Kunczok Gjaco, mnich z Czency (chiń. Jianza) w prefekturze Malho (chiń. Huangnan) prowincji Qinghai, został 7 listopada zatrzymany przez policję, próbującą zapobiec rozpowszechnianiu relacji z ucieczki do Indii.
Według źródeł Radia Wolna Azja (RFA) funkcjonariusze wdarli się do celi duchownego w klasztorze Lhamo Deczen o drugiej w nocy. Skonfiskowali telefon i komputer. Mnicha przesłuchano w lokalnym komisariacie, a następnie przewieziono do aresztu w Czency, w którym spędził sześć dni.
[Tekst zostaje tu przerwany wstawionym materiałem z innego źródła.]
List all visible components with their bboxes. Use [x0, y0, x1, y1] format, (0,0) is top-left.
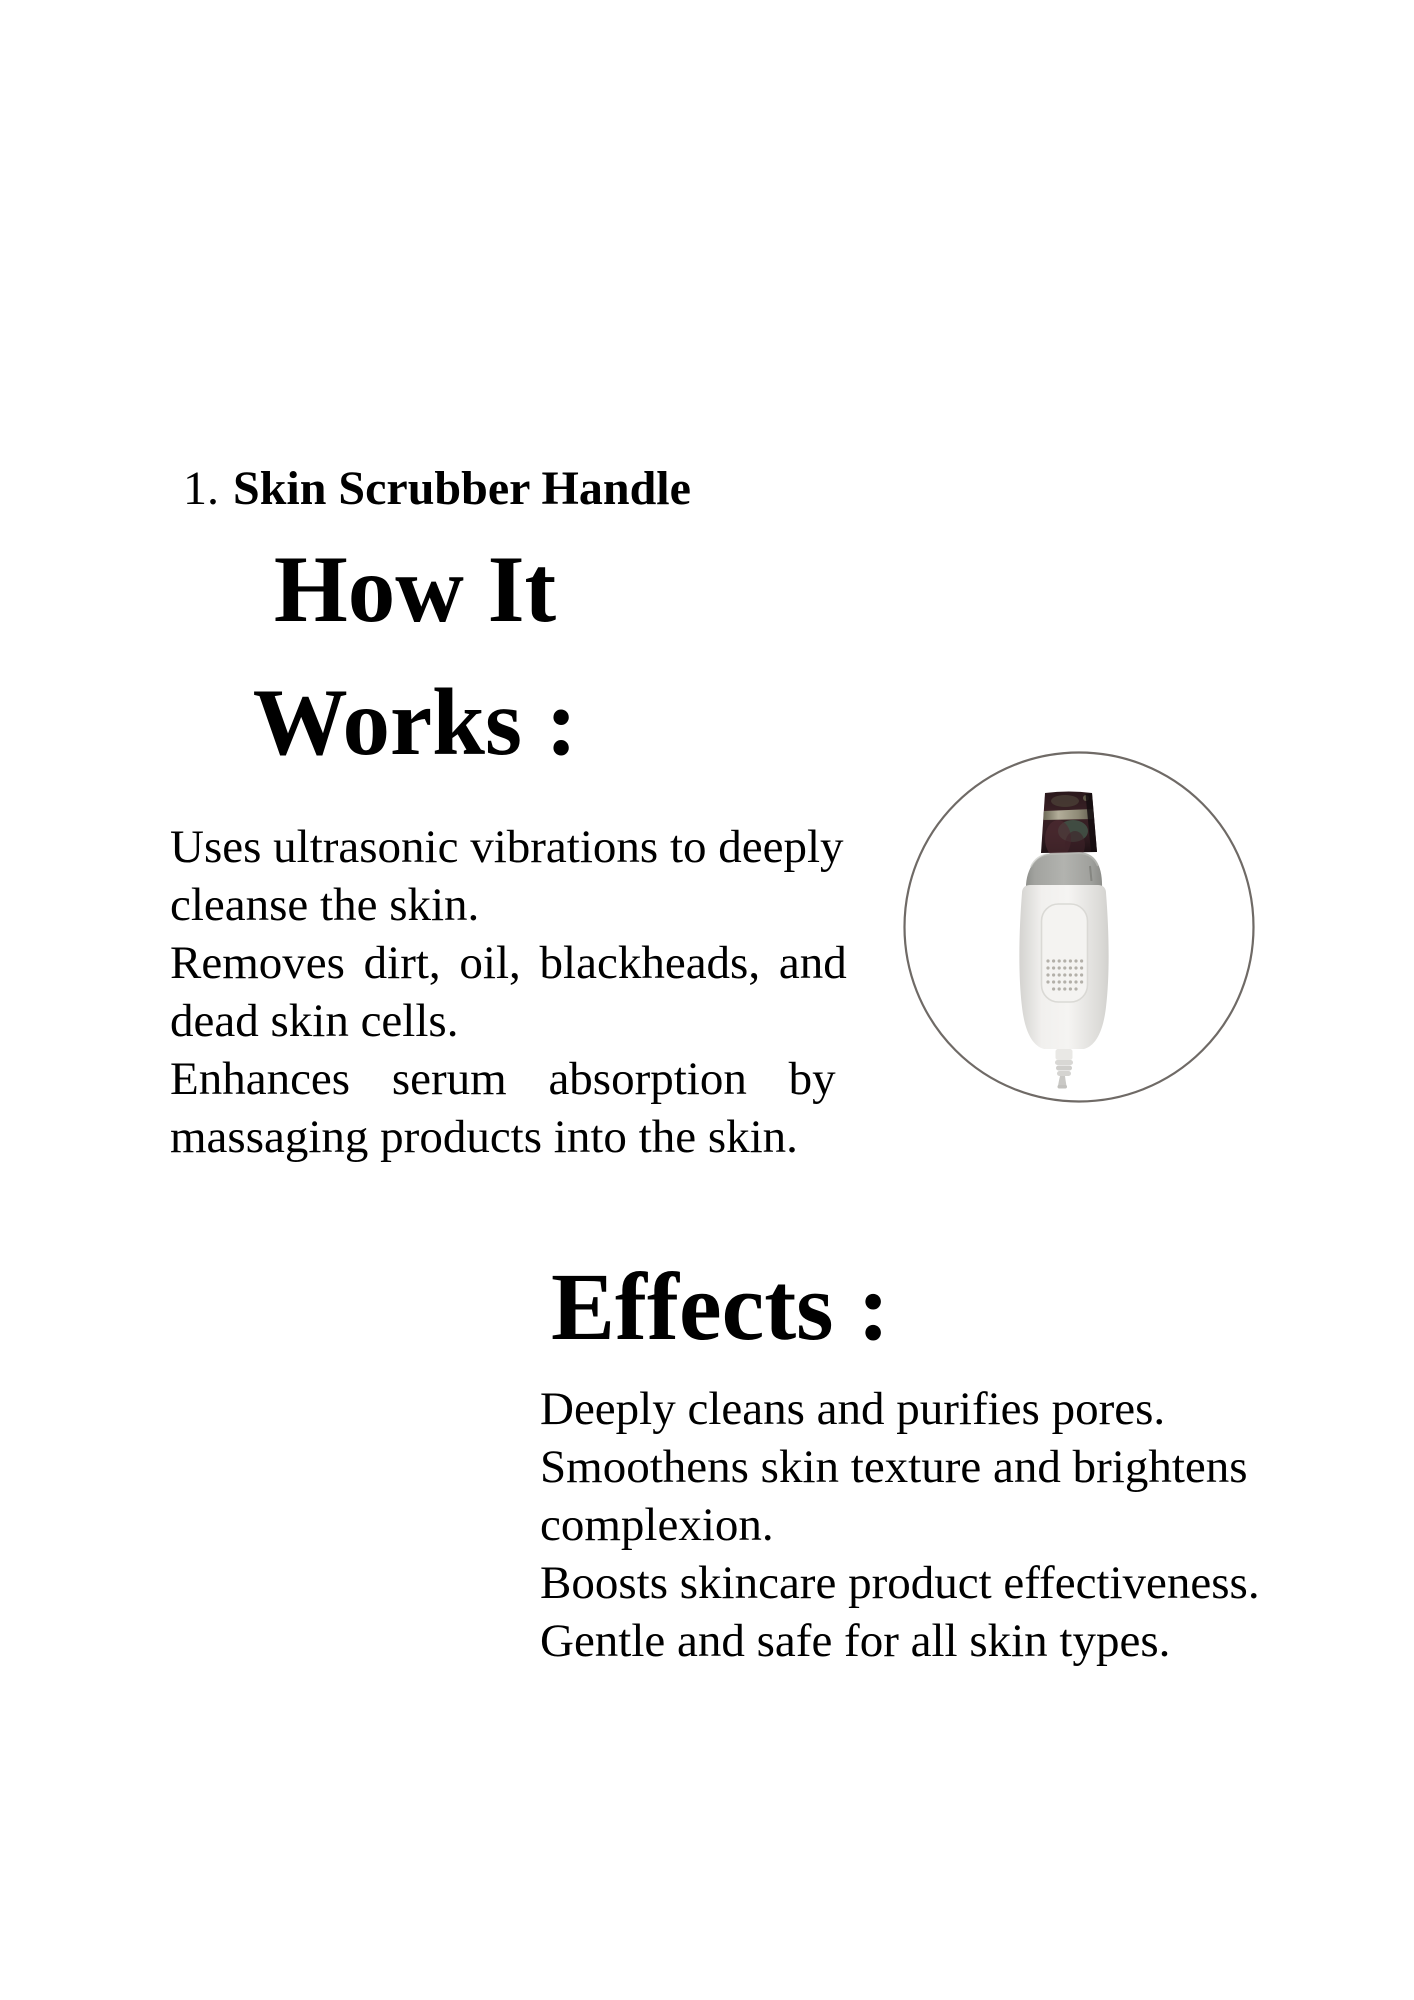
- section-heading: [183, 460, 691, 518]
- effects-line: Smoothens skin texture and brightens: [540, 1441, 1248, 1493]
- how-it-works-body: [170, 818, 847, 1166]
- effects-line: Gentle and safe for all skin types.: [540, 1615, 1171, 1667]
- effects-line: Boosts skincare product effectiveness.: [540, 1557, 1260, 1609]
- scrubber-panel: [1042, 904, 1088, 1002]
- body-line: Removes dirt, oil, blackheads, and: [170, 937, 847, 989]
- effects-title: Effects :: [551, 1253, 890, 1360]
- how-it-works-title: [130, 523, 700, 789]
- scrubber-body: [1019, 885, 1108, 1049]
- scrubber-cable: [1055, 1049, 1073, 1089]
- effects-line: complexion.: [540, 1499, 774, 1551]
- body-line: Uses ultrasonic vibrations to deeply: [170, 821, 844, 873]
- body-line: dead skin cells.: [170, 995, 459, 1047]
- effects-body: [540, 1380, 1260, 1670]
- scrubber-blade: [1041, 792, 1097, 860]
- body-line: massaging products into the skin.: [170, 1111, 798, 1163]
- how-it-works-title-line1: How It: [273, 536, 557, 642]
- how-it-works-title-line2: Works :: [252, 669, 578, 775]
- effects-line: Deeply cleans and purifies pores.: [540, 1383, 1166, 1435]
- skin-scrubber-device-photo: [879, 727, 1279, 1127]
- section-number: 1.: [183, 462, 219, 515]
- body-line: Enhances serum absorption by: [170, 1053, 836, 1105]
- section-title: Skin Scrubber Handle: [233, 462, 691, 515]
- body-line: cleanse the skin.: [170, 879, 480, 931]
Powodem zatrzymania była relacja zatytułowana „Pięćdziesiąt cztery dni” – dziennik opowiadający o ucieczce do Indii i audiencji u Jego Świątobliwości Dalajlamy w 1994 roku. „Esbecy grozili, że jeśli zostanie rozpowszechniona, autor skończy w więzieniu”.
Kunczok Gjaco wrócił do Tybetu w 2000 roku. Dwa lata temu napisał książkę, której „rękopis trafił za granicę, o czym ktoś musiał donieść policji”.